One former member described how Jones began to take every defection personally, surrounding the compound with watchtowers manned with armed guards. He administered public beatings and installed loudspeakers throughout the compound that blared continuous messages. Among these were claims that the United States was herding African Americans into concentration camps. He also warned the U.S. government was on its way to Guyana to exterminate them, and held mass suicide rehearsals called White Nights.

Although the government was not on its way, Congressman Leo Ryan was. Former members had come forward with allegations of abuse, and many current members’ relatives were desperate for contact. The resulting media scrutiny prompted Ryan’s investigative trip on November 17, 1978. In Jonestown, some members met with Ryan, telling him they wanted to leave with him. The next day, Ryan led this group to his plane, which waited at a nearby airstrip. Before they could board, Temple guards opened fire, killing Ryan and others. Back at the compound, Jones had initiated the mass suicide of Temple members. One member who escaped described how those who protested were forced to the ground and injected with cyanide. Next, all the children were given poisoned grape drink, and then the adults. Jones shot himself in the head. In all, 918 died, including 276 children.
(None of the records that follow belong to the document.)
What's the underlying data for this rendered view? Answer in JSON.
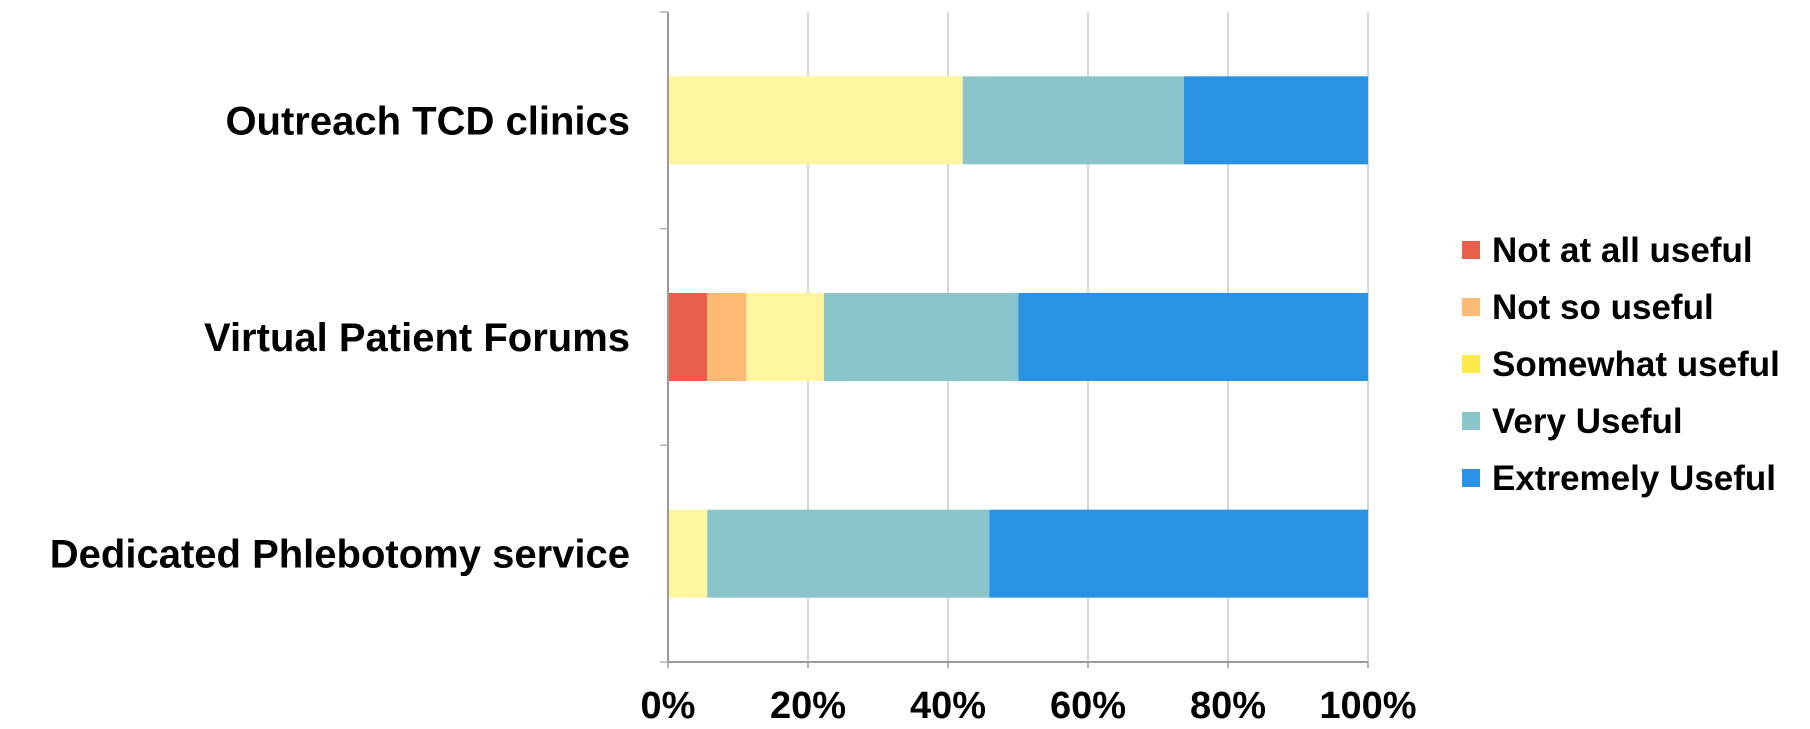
{
  "chart_data": {
    "type": "bar",
    "orientation": "horizontal",
    "stacked": "percent",
    "categories": [
      "Outreach TCD clinics",
      "Virtual Patient Forums",
      "Dedicated Phlebotomy service"
    ],
    "series": [
      {
        "name": "Not at all useful",
        "color": "#e8604c",
        "values": [
          0,
          5.6,
          0
        ]
      },
      {
        "name": "Not so useful",
        "color": "#fdba74",
        "values": [
          0,
          5.6,
          0
        ]
      },
      {
        "name": "Somewhat useful",
        "color": "#fdf5a0",
        "legend_color": "#fde84a",
        "values": [
          42.1,
          11.1,
          5.6
        ]
      },
      {
        "name": "Very Useful",
        "color": "#8bc5cc",
        "values": [
          31.6,
          27.8,
          40.3
        ]
      },
      {
        "name": "Extremely Useful",
        "color": "#2a92e2",
        "values": [
          26.3,
          50.0,
          54.1
        ]
      }
    ],
    "x_ticks": [
      "0%",
      "20%",
      "40%",
      "60%",
      "80%",
      "100%"
    ],
    "xlim": [
      0,
      100
    ],
    "grid": "vertical",
    "legend": "right",
    "title": "",
    "xlabel": "",
    "ylabel": ""
  }
}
Afterward, Temple lawyers filed for bankruptcy, and in 1979, the Peoples Temple was officially dissolved. Thousands of photographs and dozens of audio recordings, as well as legal documents from the group became publicly available through a 2018 grant from the National Historical Publications and Records Commission to the California Historical Society.

Bibliography

Bay City News Service. "Grant Helps to Make Peoples Temple Photos, Recordings Accessible to Public." SFGate, 17 Nov. 2018, www.sfgate.com/news/bayarea/article/Grant-Helps-To-Make-Peoples-Temple-Photos-13401923.php. Accessed 28 Oct. 2024.

Gritz, Jennie Rothenberg. "Drinking the Kool-Aid: A Survivor Remembers Jim Jones." The Atlantic, 18 Nov. 2011, www.theatlantic.com/national/archive/2011/11/drinking-the-kool-aid-a-survivor-remembers-jim-jones/248723. Accessed 28 Oct. 2024.
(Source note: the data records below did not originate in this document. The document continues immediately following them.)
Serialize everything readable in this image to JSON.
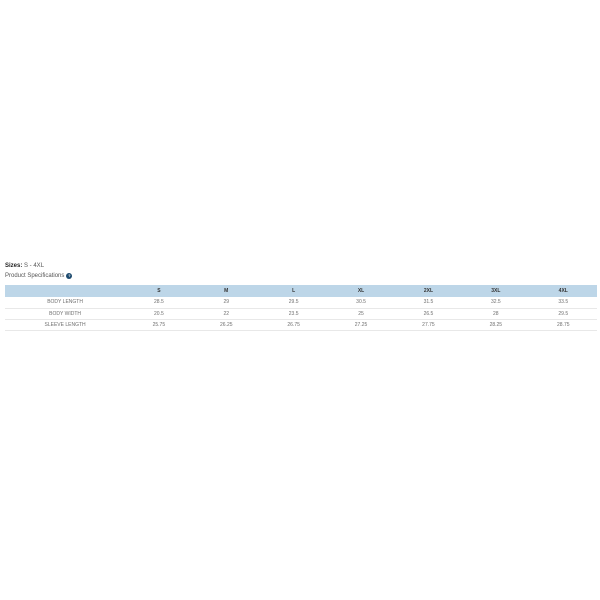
{
  "header": {
    "sizes_label": "Sizes:",
    "sizes_value": "S - 4XL",
    "spec_title": "Product Specifications",
    "info_icon_glyph": "?"
  },
  "colors": {
    "table_header_bg": "#bdd6e8",
    "info_icon_bg": "#1d4a6e",
    "cell_text": "#6f6f6f",
    "row_border": "#e8e8e8"
  },
  "table": {
    "columns": [
      "",
      "S",
      "M",
      "L",
      "XL",
      "2XL",
      "3XL",
      "4XL"
    ],
    "rows": [
      {
        "label": "BODY LENGTH",
        "values": [
          "28.5",
          "29",
          "29.5",
          "30.5",
          "31.5",
          "32.5",
          "33.5"
        ]
      },
      {
        "label": "BODY WIDTH",
        "values": [
          "20.5",
          "22",
          "23.5",
          "25",
          "26.5",
          "28",
          "29.5"
        ]
      },
      {
        "label": "SLEEVE LENGTH",
        "values": [
          "25.75",
          "26.25",
          "26.75",
          "27.25",
          "27.75",
          "28.25",
          "28.75"
        ]
      }
    ]
  }
}
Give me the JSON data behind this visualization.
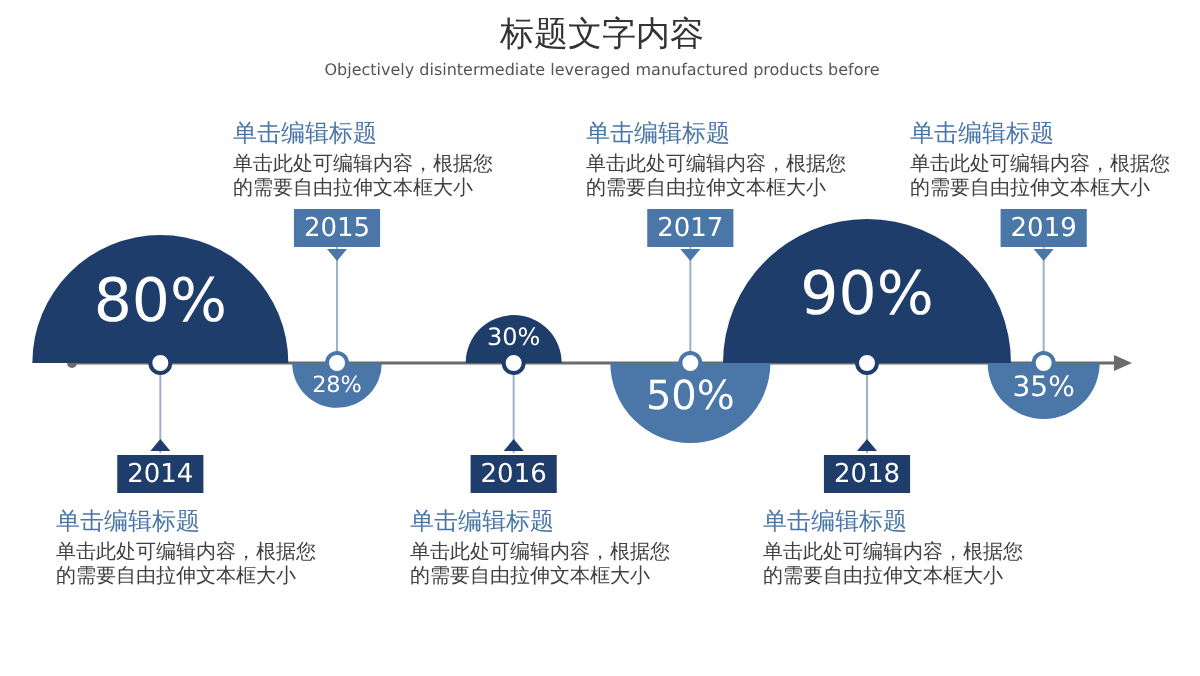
{
  "chart_data": {
    "type": "other",
    "title": "标题文字内容",
    "subtitle": "Objectively disintermediate leveraged manufactured products before",
    "categories": [
      "2014",
      "2015",
      "2016",
      "2017",
      "2018",
      "2019"
    ],
    "values": [
      80,
      28,
      30,
      50,
      90,
      35
    ],
    "value_labels": [
      "80%",
      "28%",
      "30%",
      "50%",
      "90%",
      "35%"
    ],
    "colors": [
      "#1f3d6b",
      "#4a76a8",
      "#1f3d6b",
      "#4a76a8",
      "#1f3d6b",
      "#4a76a8"
    ],
    "annotations": [
      "单击编辑标题",
      "单击此处可编辑内容，根据您的需要自由拉伸文本框大小",
      "单击编辑标题",
      "单击此处可编辑内容，根据您的需要自由拉伸文本框大小",
      "单击编辑标题",
      "单击此处可编辑内容，根据您的需要自由拉伸文本框大小",
      "单击编辑标题",
      "单击此处可编辑内容，根据您的需要自由拉伸文本框大小",
      "单击编辑标题",
      "单击此处可编辑内容，根据您的需要自由拉伸文本框大小",
      "单击编辑标题",
      "单击此处可编辑内容，根据您的需要自由拉伸文本框大小"
    ]
  }
}
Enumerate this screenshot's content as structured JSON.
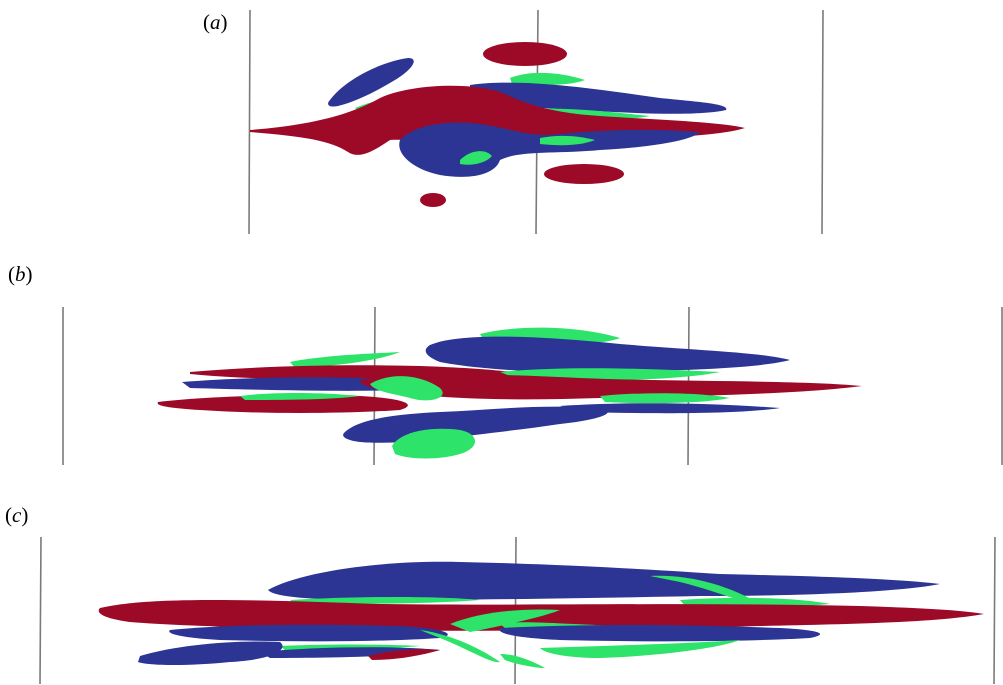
{
  "figure": {
    "panels": [
      {
        "id": "a",
        "label": "(a)",
        "letter": "a"
      },
      {
        "id": "b",
        "label": "(b)",
        "letter": "b"
      },
      {
        "id": "c",
        "label": "(c)",
        "letter": "c"
      }
    ],
    "colors": {
      "red": "#9c0a28",
      "blue": "#2c3593",
      "green": "#2ee36a",
      "wall": "#7a7a7a"
    }
  }
}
Horton, Adrian. "'It Wasn't Suicide... They Were Murdered': Inside the Jonestown Cult Massacre." The Guardian, 18 June 2024, www.theguardian.com/tv-and-radio/article/2024/jun/18/cult-massacre-jonestown-review. Accessed 28 Oct. 2024.

"Jonestown: The Life and Death of the Peoples Temple." The American Experience, 2013, www.pbs.org/wgbh/americanexperience/features/general-article/jonestown-guyana. Accessed 28 Oct. 2024.

Layton, Deborah. Seductive Poison: A Jonestown Survivor’s Story of Life and Death in the People’s Temple. New York: Random House, 1998. Print.

Reiterman, Tim. Raven: The Untold Story of Jim Jones and His People. New York: Penguin, 2008. Print.

Scheeres, Julia. A Thousand Lives. New York: Simon, 2011. Print.